[Info-vax] Reading Gordon Bell's VAX strategy document

[gah4]

On Monday, September 25, 2023 at 11:29:39 AM UTC-7, John Dallman wrote:
> In article <cb83004a-46f6-424f... at googlegroups.com>,
> ga... at u.washington.edu (gah4) wrote: 
 
> > One not talked about much, but that I have known for a long time, is 
> > that hexadecimal floating point is more convenient for pipelining.

> Do you have a citation for that? I've been updating Wikipedia's page on 
> hexFP, simply because I'd dug into the idea a bit, and started to realise 
> why it lost more precision than the architects had expected.

I don't, though there is a little in the Blaauw and Brooks book.

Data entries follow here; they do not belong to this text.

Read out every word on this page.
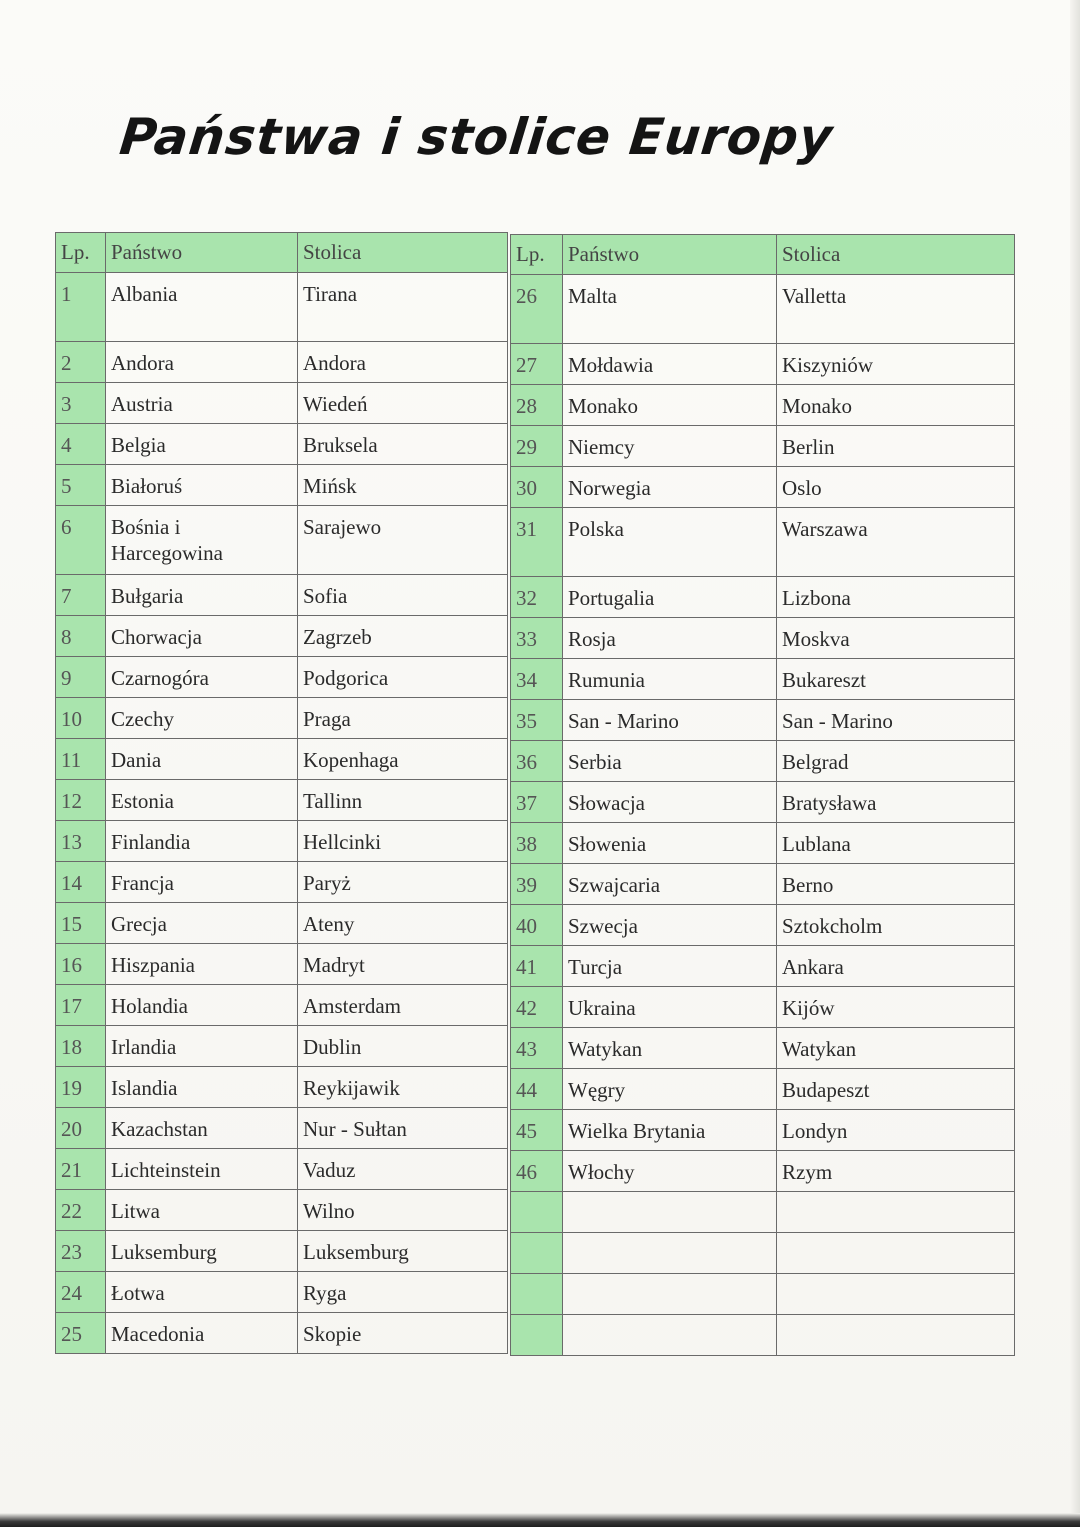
Państwa i stolice Europy
Lp.	Państwo	Stolica
1	Albania	Tirana
2	Andora	Andora
3	Austria	Wiedeń
4	Belgia	Bruksela
5	Białoruś	Mińsk
6	Bośnia i Harcegowina	Sarajewo
7	Bułgaria	Sofia
8	Chorwacja	Zagrzeb
9	Czarnogóra	Podgorica
10	Czechy	Praga
11	Dania	Kopenhaga
12	Estonia	Tallinn
13	Finlandia	Hellcinki
14	Francja	Paryż
15	Grecja	Ateny
16	Hiszpania	Madryt
17	Holandia	Amsterdam
18	Irlandia	Dublin
19	Islandia	Reykijawik
20	Kazachstan	Nur - Sułtan
21	Lichteinstein	Vaduz
22	Litwa	Wilno
23	Luksemburg	Luksemburg
24	Łotwa	Ryga
25	Macedonia	Skopie
Lp.	Państwo	Stolica
26	Malta	Valletta
27	Mołdawia	Kiszyniów
28	Monako	Monako
29	Niemcy	Berlin
30	Norwegia	Oslo
31	Polska	Warszawa
32	Portugalia	Lizbona
33	Rosja	Moskva
34	Rumunia	Bukareszt
35	San - Marino	San - Marino
36	Serbia	Belgrad
37	Słowacja	Bratysława
38	Słowenia	Lublana
39	Szwajcaria	Berno
40	Szwecja	Sztokcholm
41	Turcja	Ankara
42	Ukraina	Kijów
43	Watykan	Watykan
44	Węgry	Budapeszt
45	Wielka Brytania	Londyn
46	Włochy	Rzym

Some time ago, I was thinking about how to do floating point,
and especially fast floating point, on an FPGA.  
(Not much need for slow floating point.)

The biggest part of an adder is the barrel shifter for pre,
and post-normalization.  That is, logic to shift N digits
in one operation. (No clocked shift register.) It is much easier
(and smaller) in a higher radix.  

In an FPGA with LUT4 logic, that takes N levels for 
pre-normalization, one level to do the add/subtract, and
N levels for post normalization.  

As with the previous question, if they were planning the 360/91
(well, 92) from the beginning, that might have been considered.

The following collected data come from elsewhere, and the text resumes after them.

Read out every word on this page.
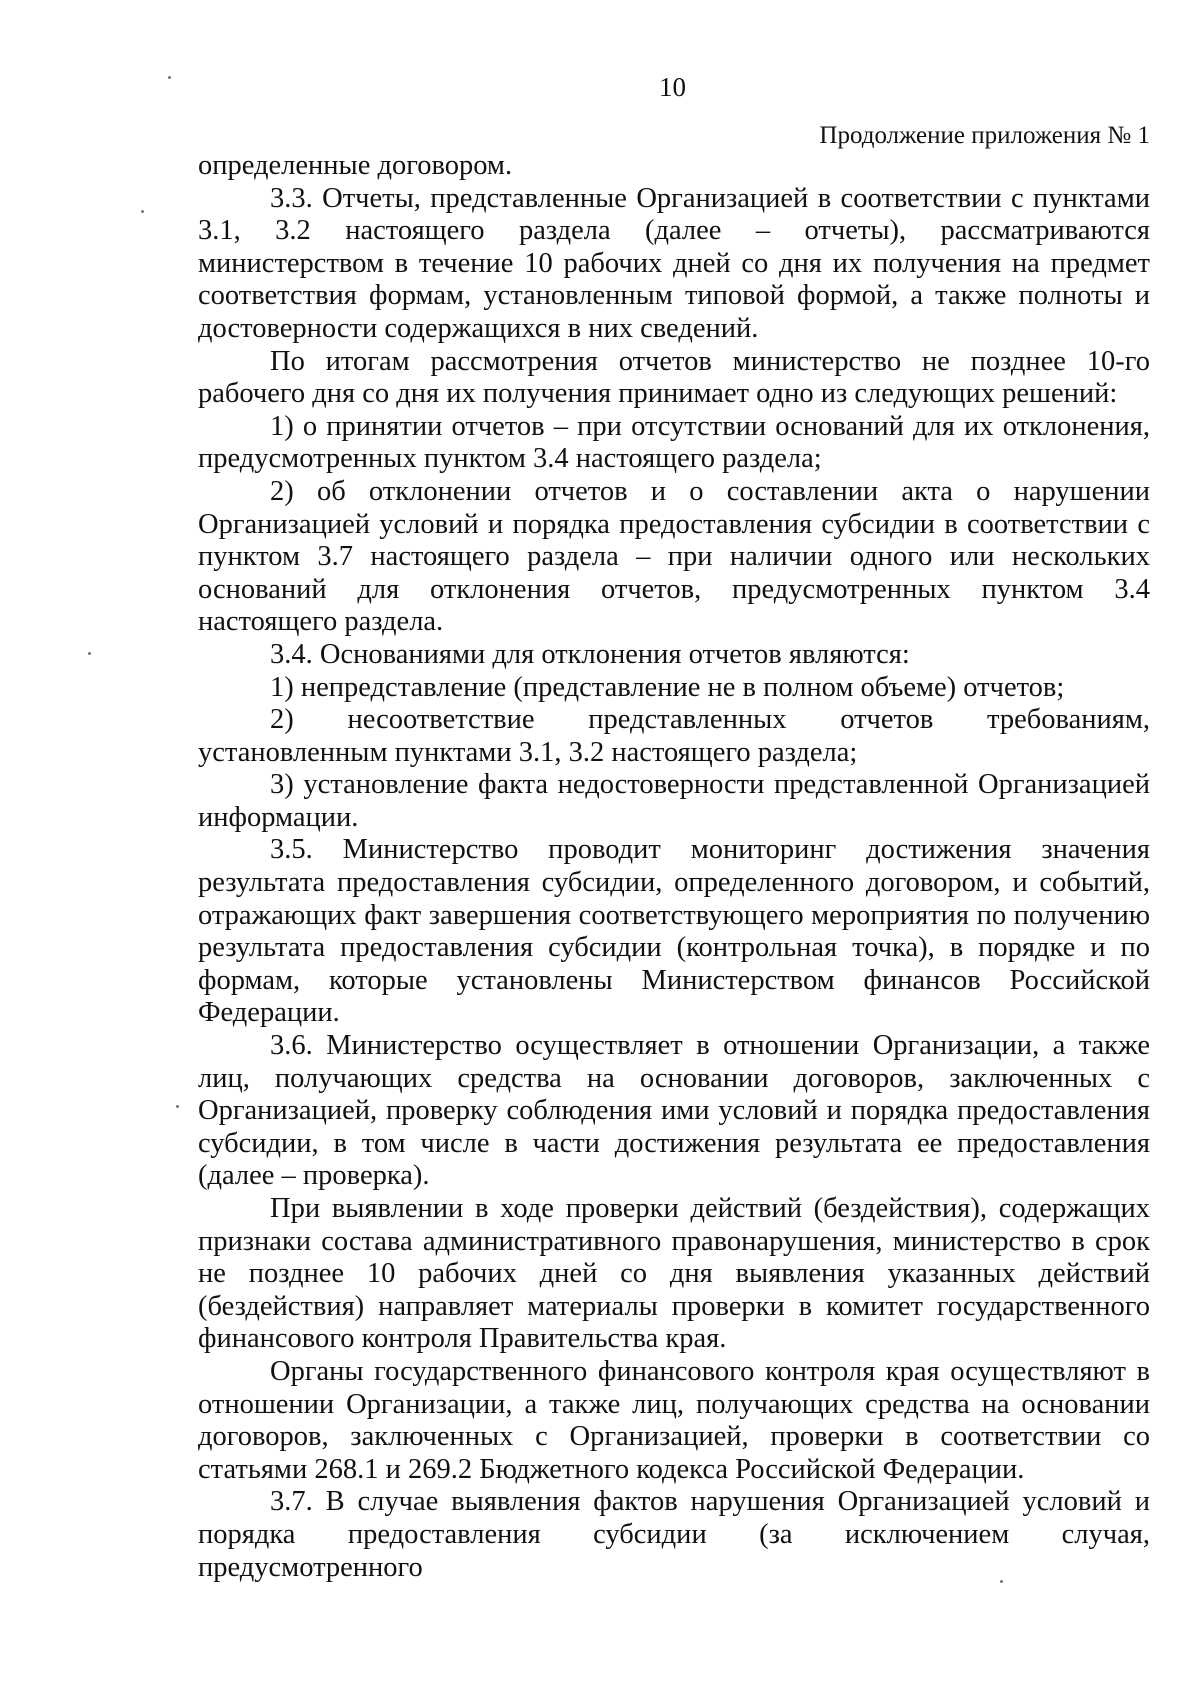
10
Продолжение приложения № 1

определенные договором.

3.3. Отчеты, представленные Организацией в соответствии с пунктами 3.1, 3.2 настоящего раздела (далее – отчеты), рассматриваются министерством в течение 10 рабочих дней со дня их получения на предмет соответствия формам, установленным типовой формой, а также полноты и достоверности содержащихся в них сведений.

По итогам рассмотрения отчетов министерство не позднее 10-го рабочего дня со дня их получения принимает одно из следующих решений:

1) о принятии отчетов – при отсутствии оснований для их отклонения, предусмотренных пунктом 3.4 настоящего раздела;

2) об отклонении отчетов и о составлении акта о нарушении Организацией условий и порядка предоставления субсидии в соответствии с пунктом 3.7 настоящего раздела – при наличии одного или нескольких оснований для отклонения отчетов, предусмотренных пунктом 3.4 настоящего раздела.

3.4. Основаниями для отклонения отчетов являются:

1) непредставление (представление не в полном объеме) отчетов;

2) несоответствие представленных отчетов требованиям, установленным пунктами 3.1, 3.2 настоящего раздела;

3) установление факта недостоверности представленной Организацией информации.

3.5. Министерство проводит мониторинг достижения значения результата предоставления субсидии, определенного договором, и событий, отражающих факт завершения соответствующего мероприятия по получению результата предоставления субсидии (контрольная точка), в порядке и по формам, которые установлены Министерством финансов Российской Федерации.

3.6. Министерство осуществляет в отношении Организации, а также лиц, получающих средства на основании договоров, заключенных с Организацией, проверку соблюдения ими условий и порядка предоставления субсидии, в том числе в части достижения результата ее предоставления (далее – проверка).

При выявлении в ходе проверки действий (бездействия), содержащих признаки состава административного правонарушения, министерство в срок не позднее 10 рабочих дней со дня выявления указанных действий (бездействия) направляет материалы проверки в комитет государственного финансового контроля Правительства края.

Органы государственного финансового контроля края осуществляют в отношении Организации, а также лиц, получающих средства на основании договоров, заключенных с Организацией, проверки в соответствии со статьями 268.1 и 269.2 Бюджетного кодекса Российской Федерации.

3.7. В случае выявления фактов нарушения Организацией условий и порядка предоставления субсидии (за исключением случая, предусмотренного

The 91 does floating point addition in two clock cycles, multiply in three,
single precision divide in 12, and double precision in 18. 
The divide algorithm is based on using the parallel multiplier
used for multiply.  Normalization isn't the biggest part of
those, so it isn't quite as obvious as you might want.

The other advantage of hexadecimal floating point, is that it
is a lot easier to read in hex dumps. 

In a microprogrammed machine, you can shift in hex digits.